Фомка крепко держался за чапыги*, напряжённо смотрел вперёд, стараясь не скривить борозду:
- Ага…
--------
* ручки плуга
--------
- Молодец, хорошо у тебя получается! — одобрил Фрол, наблюдая за ним.
Давно ли он сам вот так же старательно выводил свою первую борозду, давно ли сыновья его роняли пот, страшась опростоволоситься перед отцом и перед соседями, а вот уже и жизнь к закату! Теперь чужим ребятам он преподает науку обращения с землёй.
- Слава тебе, Господи! — перекрестился Фрол, вдохнув полной грудью весеннего воздуха.
- За что? — поднял голову Фомка.
- Разве же не за что? — улыбнулся старик. — Вот, солнышко сегодня какое ласковое, и ветерок духмяный. Слава Богу, есть что пахать и чем пахать, и кому пахать. Есть чем полюшко это засеять. Даст Господь — родит землица хлебушка.
- Радуешься ты, Фрол Матвеич, как будто это твоя земля! — Фомка смахнул со лба капли пота. — А она вовсе не твоя.
- Отчего же не моя, ежели я на ней пашу и сею?
- Владел бы ты этой землёй! А так…
- Так ведь ни один человек не владеет и клочком её!
- А то! Небось, где-нибудь в Англии или Франции богачи много земли имеют! И у нас раньше помещики всякие…
- В бумажках-то записано, верно! Дай-ка, я немного… - Фрол перехватил чапыги, заметив, что Фомкины руки начали слабеть. — Я ведь, сынок, тоже когда-то в землевладельцах числился. Много на себя и деток своих записать успел.
- Ты? — Фомка удивлённо посмотрел на старика.
- Я. А потом случилась революция, и мои десятины конфисковали. И скот со двора вывели. И семейство моё из избы, моими руками построенной, выгнали. И понял я, что нет ни у одного человека на этом свете своей земли. Такой вот, чтобы только его, и ничья больше. Неееет… И богачи, про которых ты говоришь, тоже не имеют такой.

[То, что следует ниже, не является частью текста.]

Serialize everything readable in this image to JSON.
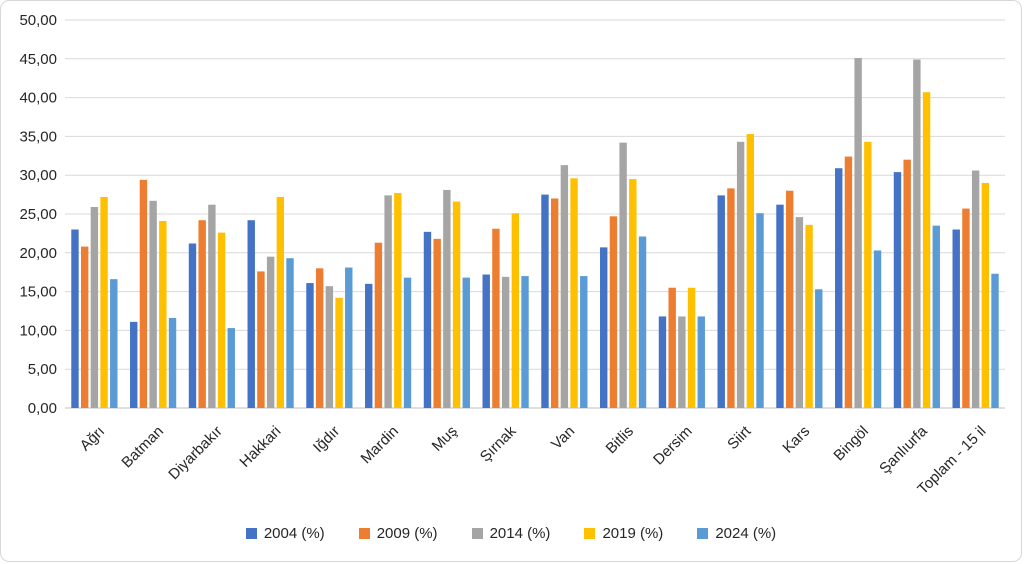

- Как же не имеют? — удивился Фомка.
- Вот, к примеру, - Фрол смахнул пот, — помирает этот богач, а землю с собою забрать не может, остаётся она у наследников его. Значит, он ей не хозяин. Или придёт в его страну враг, отнимет всё, а его самого в темницу заключит.

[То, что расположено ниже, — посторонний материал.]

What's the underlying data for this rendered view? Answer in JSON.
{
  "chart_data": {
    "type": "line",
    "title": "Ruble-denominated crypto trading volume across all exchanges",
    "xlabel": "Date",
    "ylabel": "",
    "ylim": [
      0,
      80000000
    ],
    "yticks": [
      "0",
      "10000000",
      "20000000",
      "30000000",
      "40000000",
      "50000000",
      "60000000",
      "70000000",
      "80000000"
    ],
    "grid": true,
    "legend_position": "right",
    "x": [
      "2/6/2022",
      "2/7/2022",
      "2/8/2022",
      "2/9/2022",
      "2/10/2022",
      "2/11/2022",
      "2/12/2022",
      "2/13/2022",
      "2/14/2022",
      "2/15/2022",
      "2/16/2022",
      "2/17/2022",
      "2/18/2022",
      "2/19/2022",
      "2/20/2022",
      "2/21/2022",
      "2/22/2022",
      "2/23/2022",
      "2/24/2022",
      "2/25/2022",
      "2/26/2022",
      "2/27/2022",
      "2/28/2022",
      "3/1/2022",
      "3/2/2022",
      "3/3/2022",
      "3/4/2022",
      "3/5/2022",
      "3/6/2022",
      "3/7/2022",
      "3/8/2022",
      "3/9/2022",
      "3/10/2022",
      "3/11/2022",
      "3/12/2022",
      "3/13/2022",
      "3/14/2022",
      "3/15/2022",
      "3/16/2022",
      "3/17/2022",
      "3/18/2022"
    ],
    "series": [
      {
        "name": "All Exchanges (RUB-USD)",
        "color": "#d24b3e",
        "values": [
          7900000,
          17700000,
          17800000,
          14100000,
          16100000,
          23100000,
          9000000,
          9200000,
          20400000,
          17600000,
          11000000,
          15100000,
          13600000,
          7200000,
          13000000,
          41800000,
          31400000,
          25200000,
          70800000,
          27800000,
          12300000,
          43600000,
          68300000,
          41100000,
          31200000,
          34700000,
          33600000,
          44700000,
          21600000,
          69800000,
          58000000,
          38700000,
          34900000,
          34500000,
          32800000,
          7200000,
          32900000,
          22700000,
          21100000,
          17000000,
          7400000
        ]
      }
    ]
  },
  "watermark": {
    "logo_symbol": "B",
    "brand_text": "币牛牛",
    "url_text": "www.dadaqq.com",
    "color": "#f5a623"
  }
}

- Что ж тогда у человека есть своего?
- То, что с собою на тот свет возьмёт. Дела его и помыслы, грехи, страсти…
- Значит, ничего он не имеет. Значит, если это не его земля, и стараться не надо? Всё равно не его?

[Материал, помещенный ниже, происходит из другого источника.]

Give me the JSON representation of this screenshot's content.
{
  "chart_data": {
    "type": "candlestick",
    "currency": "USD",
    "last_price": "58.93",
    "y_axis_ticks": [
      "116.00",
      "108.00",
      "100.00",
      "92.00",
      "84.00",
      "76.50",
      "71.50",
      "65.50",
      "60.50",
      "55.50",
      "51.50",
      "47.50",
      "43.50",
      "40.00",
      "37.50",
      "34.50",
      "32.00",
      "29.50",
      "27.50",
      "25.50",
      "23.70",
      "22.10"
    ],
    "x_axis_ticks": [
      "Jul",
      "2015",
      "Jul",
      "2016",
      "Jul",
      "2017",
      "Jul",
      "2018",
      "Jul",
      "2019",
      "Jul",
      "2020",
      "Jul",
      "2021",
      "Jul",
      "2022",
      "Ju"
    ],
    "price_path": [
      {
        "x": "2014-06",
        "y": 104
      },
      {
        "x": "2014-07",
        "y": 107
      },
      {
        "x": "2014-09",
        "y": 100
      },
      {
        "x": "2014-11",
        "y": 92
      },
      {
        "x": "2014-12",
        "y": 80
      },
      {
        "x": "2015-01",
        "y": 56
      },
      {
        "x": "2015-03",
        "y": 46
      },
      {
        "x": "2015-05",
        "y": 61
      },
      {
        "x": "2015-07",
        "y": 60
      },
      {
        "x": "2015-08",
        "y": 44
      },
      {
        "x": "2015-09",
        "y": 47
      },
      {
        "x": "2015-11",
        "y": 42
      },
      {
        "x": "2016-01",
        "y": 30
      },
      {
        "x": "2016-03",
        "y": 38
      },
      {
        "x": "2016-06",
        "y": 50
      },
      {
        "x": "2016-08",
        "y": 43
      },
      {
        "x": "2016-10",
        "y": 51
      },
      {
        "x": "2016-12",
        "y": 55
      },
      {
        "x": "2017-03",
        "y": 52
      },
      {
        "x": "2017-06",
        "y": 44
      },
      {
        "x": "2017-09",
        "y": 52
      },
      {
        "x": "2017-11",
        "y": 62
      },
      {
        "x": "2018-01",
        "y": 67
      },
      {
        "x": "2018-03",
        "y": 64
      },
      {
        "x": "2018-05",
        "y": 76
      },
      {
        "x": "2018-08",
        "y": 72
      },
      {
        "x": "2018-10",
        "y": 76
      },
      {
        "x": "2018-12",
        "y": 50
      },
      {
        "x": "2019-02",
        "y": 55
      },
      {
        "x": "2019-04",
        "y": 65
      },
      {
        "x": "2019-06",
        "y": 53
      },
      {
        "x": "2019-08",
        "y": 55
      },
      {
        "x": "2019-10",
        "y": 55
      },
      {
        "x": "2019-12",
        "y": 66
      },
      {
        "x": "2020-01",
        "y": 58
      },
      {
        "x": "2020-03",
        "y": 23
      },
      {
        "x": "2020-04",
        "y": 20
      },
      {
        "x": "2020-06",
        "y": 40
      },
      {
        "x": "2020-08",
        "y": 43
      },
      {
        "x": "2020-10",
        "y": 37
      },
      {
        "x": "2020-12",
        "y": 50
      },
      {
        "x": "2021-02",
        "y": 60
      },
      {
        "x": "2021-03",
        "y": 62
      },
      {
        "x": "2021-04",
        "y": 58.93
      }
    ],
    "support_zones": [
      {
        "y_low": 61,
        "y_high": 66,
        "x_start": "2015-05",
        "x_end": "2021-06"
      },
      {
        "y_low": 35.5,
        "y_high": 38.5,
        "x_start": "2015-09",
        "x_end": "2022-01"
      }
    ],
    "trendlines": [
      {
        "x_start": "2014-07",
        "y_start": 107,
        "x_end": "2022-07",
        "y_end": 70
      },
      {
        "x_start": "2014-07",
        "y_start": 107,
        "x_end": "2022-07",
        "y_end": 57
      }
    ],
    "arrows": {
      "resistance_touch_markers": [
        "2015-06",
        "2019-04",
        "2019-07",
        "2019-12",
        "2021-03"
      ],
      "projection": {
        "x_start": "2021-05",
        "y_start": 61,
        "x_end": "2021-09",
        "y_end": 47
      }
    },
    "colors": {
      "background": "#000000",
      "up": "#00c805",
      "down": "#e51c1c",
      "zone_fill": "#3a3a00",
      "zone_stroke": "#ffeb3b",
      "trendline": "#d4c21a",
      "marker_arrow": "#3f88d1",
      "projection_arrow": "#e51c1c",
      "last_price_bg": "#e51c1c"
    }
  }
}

- Отчего же! Земля эта — Господня, и Он ставит тебя управлять каким-то наделом, дозволяет пользоваться плодами, выращенными на этом участке, посылает тебе урожай. А ты помни — не всё, что Им послано, тебе предназначено. Есть люди, у которых ничего нет. Вот для них и даёт Бог немного излишков.
- Почему же тогда Он им самим сразу не пошлёт, а передаёт через других? Почему у этих людей ничего нет? Почему тот, кто работает, должен делиться с кем-то?
- Бедность и скорби посылаются людям, чтобы они душу свою не губили гордыней, не заносились. А другие, глядя на них, вспоминают, что и их то же самое постигнуть может. Вот они и помогают, авось, мол, и мне помогут когда-нибудь. Тем они от жадности излечиваются.
- Не, дядь Фрол, нам Игнатьев не так говорит. Он говорит, что ни Бога, ни ч@ртанет. Это всё придумано для слабых людей, чтобы держать их в повиновении. Он говорит, что человек должен держаться добра не потому, что кто-то так велел, а по своей внутренней воле. А ещё он говорит, что все бедняки теперь хозяевами будут на своей земле. И что скоро крестьянам не нужно будет спину гнуть в поле, что скоро работать будут… как их… тракторы, вот!
- Это что ж такое? — Фрол сделал вид, что никогда не слыхал об этом чуде техники.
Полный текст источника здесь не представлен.